The buttons allow you to toggle table layout, which CSS properties you use, and the width of the containers so you can see where else words will break. You can visit the debug mode and run it full screen if that helps.
CSS Bits #anchor
The samples are all affected by CSS, but the first of the boxes uses only CSS to achieve the word breaking.
table-layout
#anchor
The tables are set to 100%
wide. With this set, you can toggle table-layout: fixed
on and off. When active, the browser tries to fit the table into that defined width, which means all sorts of overflowing and word breaking. This only applies to the tables at the bottom of each block.
When the words break, how they break is affected by what follows.
word-break
#anchor
For this option, I set word-break: break-all
, which breaks words anywhere the browser wants in order to try to fit in the defined width. It ignores any breaking cues you provide. Chinese, Japanese, and Korean (CJK) text is supposed to be exempted from this.
This approach adds no hyphens. It just snaps a word wherever.
overflow-wrap
#anchor
I am using overflow-wrap: anywhere
because it is the most aggressive of the overflow-wrap
values. It will try to honor any breaking cues you provide within the word
This approach also adds no hyphens — unless you provide hints (which I cover below).
hyphens
#anchor
This might be the property you expected. The hyphens: auto
will break words and add hyphens based on the language (lang
) and the browser’s own dictionary.
The browser may not get foreign language hyphenation right.
hyphens: manual
#anchor
I don’t have a button for this option. The last column has hyphens: manual
so you can compare it alongside the other columns. It only works with the soft hyphen character, which is a great opportunity for me to transition…
HTML Bits #anchor
Columns two, three, and four use HTML to signal where to break words. The same CSS is applied to them as the first column, but you can see different impacts in these three columns.
<wbr>
#anchor
The word break element, <wbr>
, tells a browser that where it sits is a perfectly fine place to break a word. If it wants.

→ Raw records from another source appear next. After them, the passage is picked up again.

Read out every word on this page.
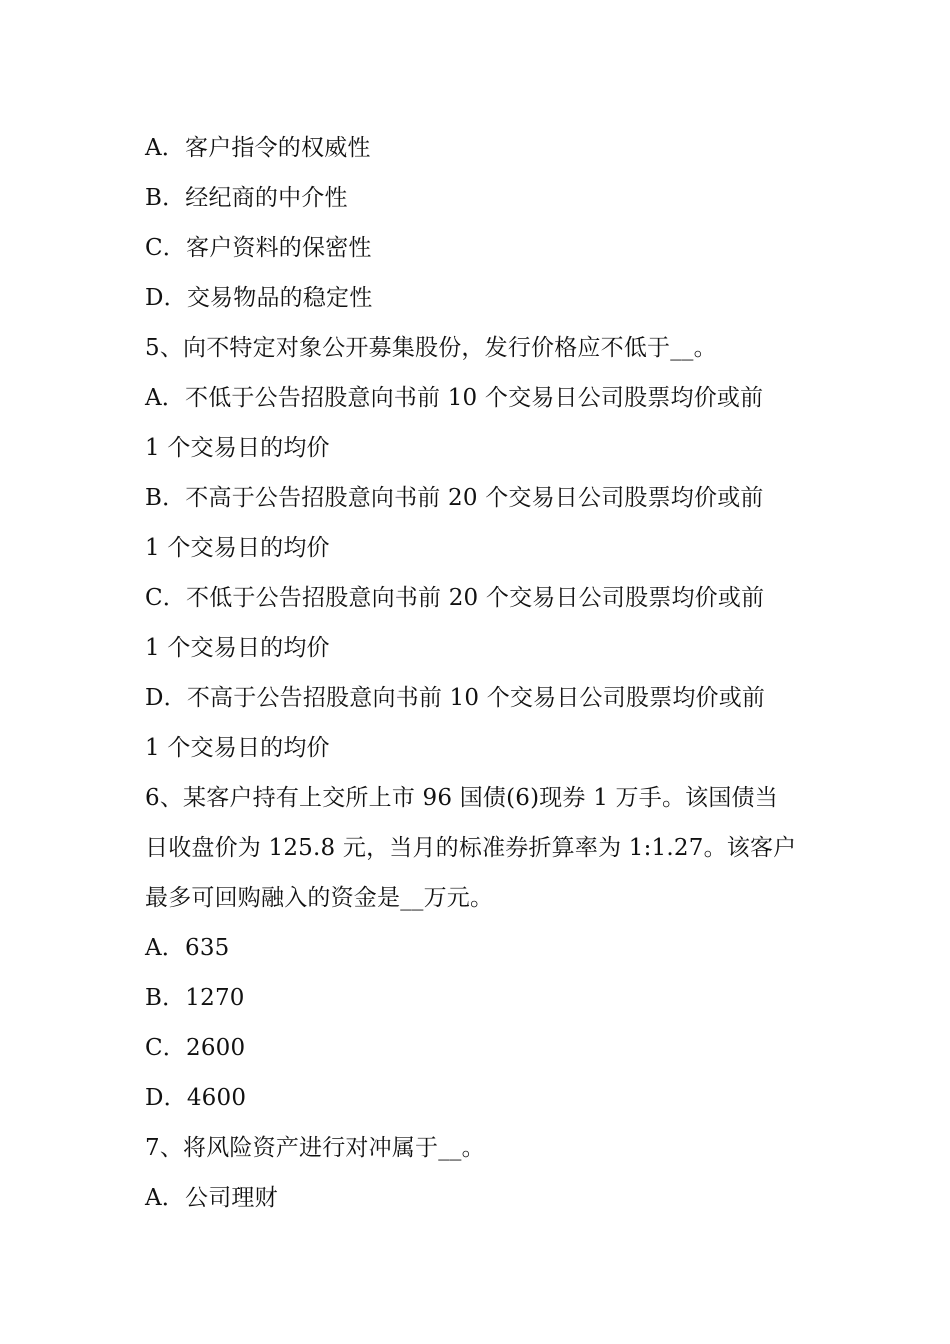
A．客户指令的权威性
B．经纪商的中介性
C．客户资料的保密性
D．交易物品的稳定性
5、向不特定对象公开募集股份，发行价格应不低于__。
A．不低于公告招股意向书前 10 个交易日公司股票均价或前
1 个交易日的均价
B．不高于公告招股意向书前 20 个交易日公司股票均价或前
1 个交易日的均价
C．不低于公告招股意向书前 20 个交易日公司股票均价或前
1 个交易日的均价
D．不高于公告招股意向书前 10 个交易日公司股票均价或前
1 个交易日的均价
6、某客户持有上交所上市 96 国债(6)现券 1 万手。该国债当
日收盘价为 125.8 元，当月的标准券折算率为 1:1.27。该客户
最多可回购融入的资金是__万元。
A．635
B．1270
C．2600
D．4600
7、将风险资产进行对冲属于__。
A．公司理财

It will not add hyphens. Probably reserve this for web page addresses, emails, code, or other places where transcription accuracy is critical.
Here is the position of all the <wbr>
s in the English word, the web address, and the email:
super<wbr />cali<wbr />frag<wbr />il<wbr />is<wbr />tic<wbr />ex<wbr />pial<wbr />id<wbr />oc<wbr />ious
https:<wbr />//en<wbr />.wikipedia<wbr />.org<wbr />/wiki<wbr />/The<wbr />_King<wbr />_in<wbr />_Yellow
JR<wbr />-Bob<wbr />.Dobbs<wbr />@CoSG<wbr />.example<wbr />.com
­
#anchor
The soft hyphen isn’t really HTML, but you stuff it into your HTML page in order for it to work. While ­
is meant to work with hyphens: manual
, it does its job when you don’t set it at all.
Unlike <wbr>
, you should add ­
only where you know a word should break. You can compare the first and last columns of the demo to see where they mismatch. Probably don’t do it on words in a language you don’t know.
Here is the position of all the ­
s in the English word, the web address, and the email:
super­cali­frag­il­is­tic­ex­pial­id­oc­ious
https:­//en­.wikipedia­.org­/wiki­/The­_King­_in­_Yellow
JR­-Bob­.Dobbs­@CoSG­.example­.com
Other Bits #anchor
Rounding out the buttons in the demo.
hyphenate-character
#anchor
CSS (and browsers) allow you to override the default character with hyphenate-character: <string>
. I include a field where you can provide you own string, but just for the lulz. Probably never do this unless you are a linguist or one is threatening you.
If you leave the field blank it will revert to auto
.
max-width
#anchor
By default the columns are 6em
wide. You can change that to see other places the words may break. If you leave the field blank the columns revert to 6em
.
Final Bits #anchor
My suggestions:
- Probably don’t add
­
without guidance from a copywriter. - Probably don’t add
­
to foreign words without a localization expert or at least a native speaker. - Probably don’t add
­
to URLs, email addresses, code blocks, and so on. - Probably restrict
<wbr>
to URLs, email addresses, code blocks, and similar words where technical accuracy is paramount. - Probably restrict
<wbr>
to before periods and dashes and maybe slashes in URLs and emails so it doesn’t look like the sentence or address has ended.
The demo is simply a demo. It exists solely to let you compare a few styling options and where they intersect with some HTML efforts. My breaks and hyphens are arbitrary. My non-English words are probably laughably wrong (especially where I put the ­
in the Hindi word). I use MDN links throughout, but I encourage you to go directly to the specs once you grok the more human-oriented MDN content.